Obama Budget to Include Tax Increases

President Barack Obama is expected to release his budget proposal this week, and he reportedly plans to include tax increases to close the deficit.

Despite the $787 billion stimulus bill he signed into law last Tuesday, and the $275 billion housing rescue plan he outlined last Wednesday, Obama is aiming to cut the current budget deficit in half by the end of his term, according to The New York Times. He hopes to reduce the deficit from the current level of $1.3 trillion for fiscal 2009 to $533 billion for fiscal 2013. In part, the plan will depend on allowing the Bush tax cuts for those making more than $250,000 per year to expire after 2010.

Obama is also expected to call for increasing taxes on the investment income earned by hedge fund managers and private equity firm partners, which is currently taxed at capital gains rates of 15 percent. The administration plans to call for taxing the earnings as ordinary income, which currently tops out at a 35 percent rate and would rise to 39.6 percent once the Bush tax cuts expire. The capital gains tax rate would rise to 20 percent when the Bush tax cuts expire.

“It will require all we can to get the exploding deficits under control as our economy begins to recover,” Obama said in his weekly radio and Internet address on Saturday. He convened a Fiscal Responsibility Summit at the White House on Monday to get advice on ways to reduce the deficit. At the summit, he said the federal budget would avoid "accounting tricks" such as leaving the costs of the Iraq war and the patch for the alternative minimum tax off the main budget.

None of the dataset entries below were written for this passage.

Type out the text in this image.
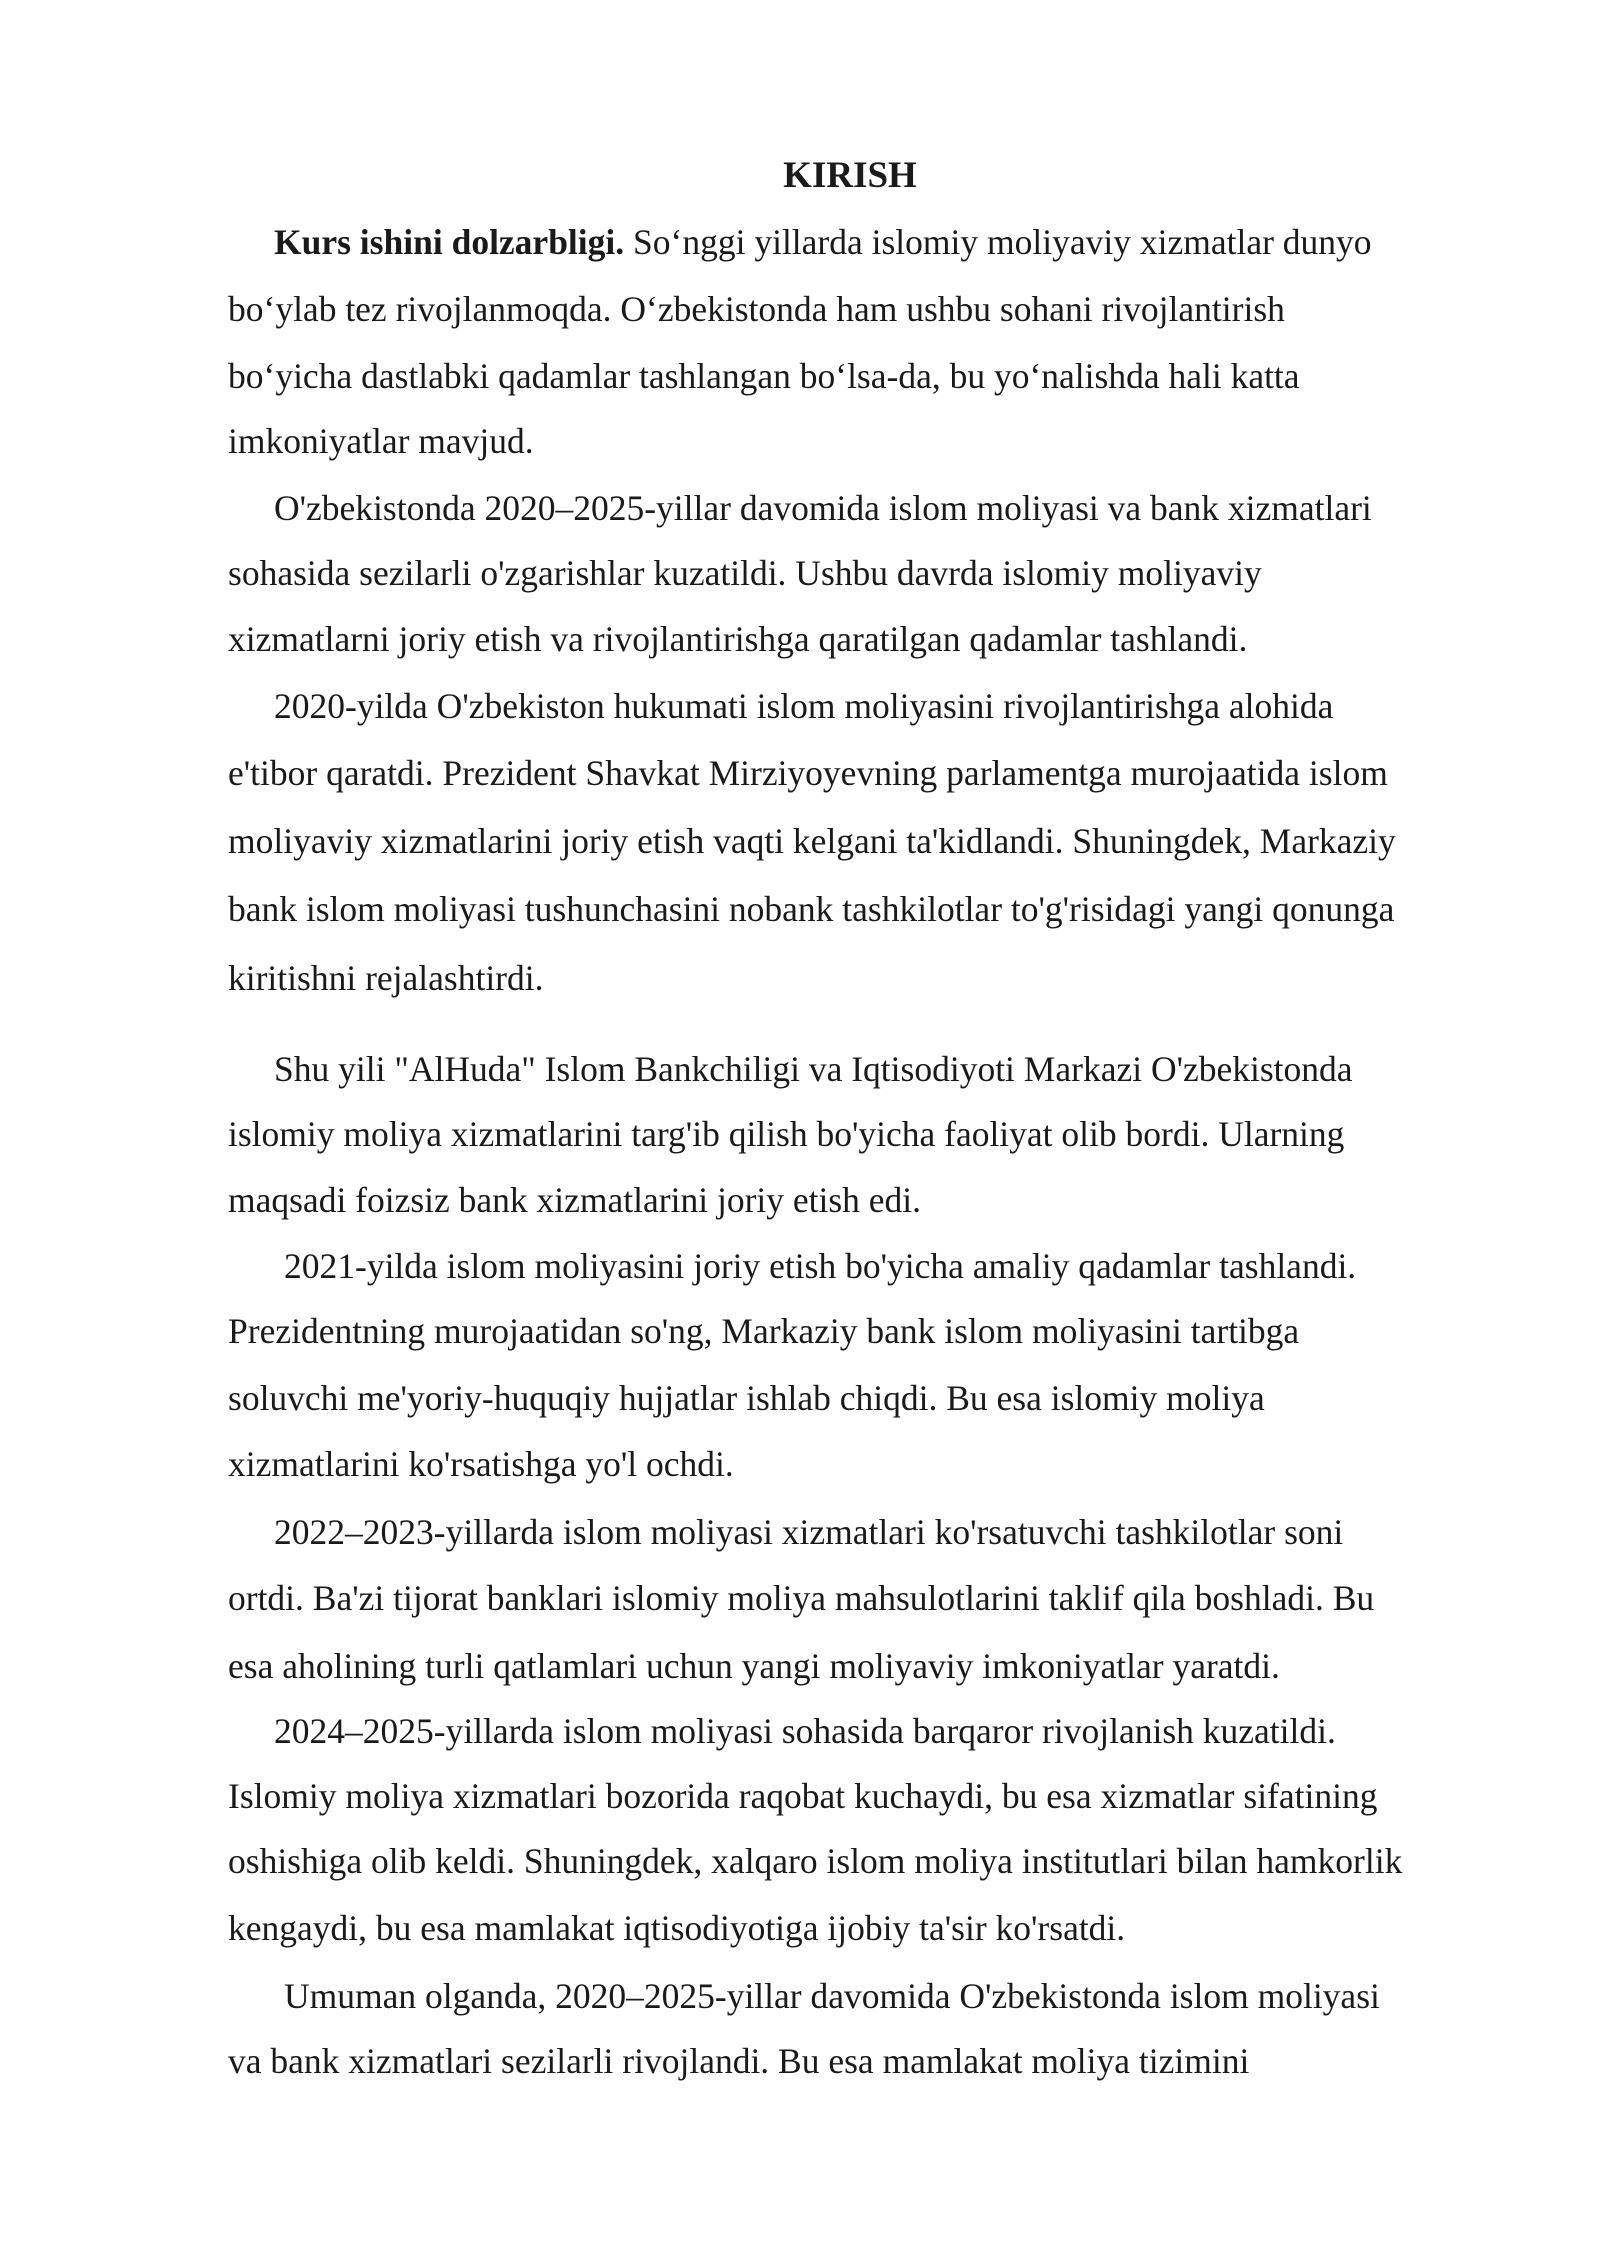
KIRISH

Kurs ishini dolzarbligi. So‘nggi yillarda islomiy moliyaviy xizmatlar dunyo

bo‘ylab tez rivojlanmoqda. O‘zbekistonda ham ushbu sohani rivojlantirish

bo‘yicha dastlabki qadamlar tashlangan bo‘lsa-da, bu yo‘nalishda hali katta

imkoniyatlar mavjud.

O'zbekistonda 2020–2025-yillar davomida islom moliyasi va bank xizmatlari

sohasida sezilarli o'zgarishlar kuzatildi. Ushbu davrda islomiy moliyaviy

xizmatlarni joriy etish va rivojlantirishga qaratilgan qadamlar tashlandi.

2020-yilda O'zbekiston hukumati islom moliyasini rivojlantirishga alohida

e'tibor qaratdi. Prezident Shavkat Mirziyoyevning parlamentga murojaatida islom

moliyaviy xizmatlarini joriy etish vaqti kelgani ta'kidlandi. Shuningdek, Markaziy

bank islom moliyasi tushunchasini nobank tashkilotlar to'g'risidagi yangi qonunga

kiritishni rejalashtirdi.

Shu yili "AlHuda" Islom Bankchiligi va Iqtisodiyoti Markazi O'zbekistonda

islomiy moliya xizmatlarini targ'ib qilish bo'yicha faoliyat olib bordi. Ularning

maqsadi foizsiz bank xizmatlarini joriy etish edi.

2021-yilda islom moliyasini joriy etish bo'yicha amaliy qadamlar tashlandi.

Prezidentning murojaatidan so'ng, Markaziy bank islom moliyasini tartibga

soluvchi me'yoriy-huquqiy hujjatlar ishlab chiqdi. Bu esa islomiy moliya

xizmatlarini ko'rsatishga yo'l ochdi.

2022–2023-yillarda islom moliyasi xizmatlari ko'rsatuvchi tashkilotlar soni

ortdi. Ba'zi tijorat banklari islomiy moliya mahsulotlarini taklif qila boshladi. Bu

esa aholining turli qatlamlari uchun yangi moliyaviy imkoniyatlar yaratdi.

2024–2025-yillarda islom moliyasi sohasida barqaror rivojlanish kuzatildi.

Islomiy moliya xizmatlari bozorida raqobat kuchaydi, bu esa xizmatlar sifatining

oshishiga olib keldi. Shuningdek, xalqaro islom moliya institutlari bilan hamkorlik

kengaydi, bu esa mamlakat iqtisodiyotiga ijobiy ta'sir ko'rsatdi.

Umuman olganda, 2020–2025-yillar davomida O'zbekistonda islom moliyasi

va bank xizmatlari sezilarli rivojlandi. Bu esa mamlakat moliya tizimini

Obama also reportedly hopes to slash the deficit by withdrawing U.S. troops from Iraq, cutting subsidies to insurance companies that participate in the Medicare Advantage program when seniors can buy the same coverage from the government, reducing spending on private contractors, and raising revenue from a cap-and-trade system to control greenhouse gas emissions. Obama is expected to outline some of these plans at his first address to a joint session of Congress on Tuesday evening.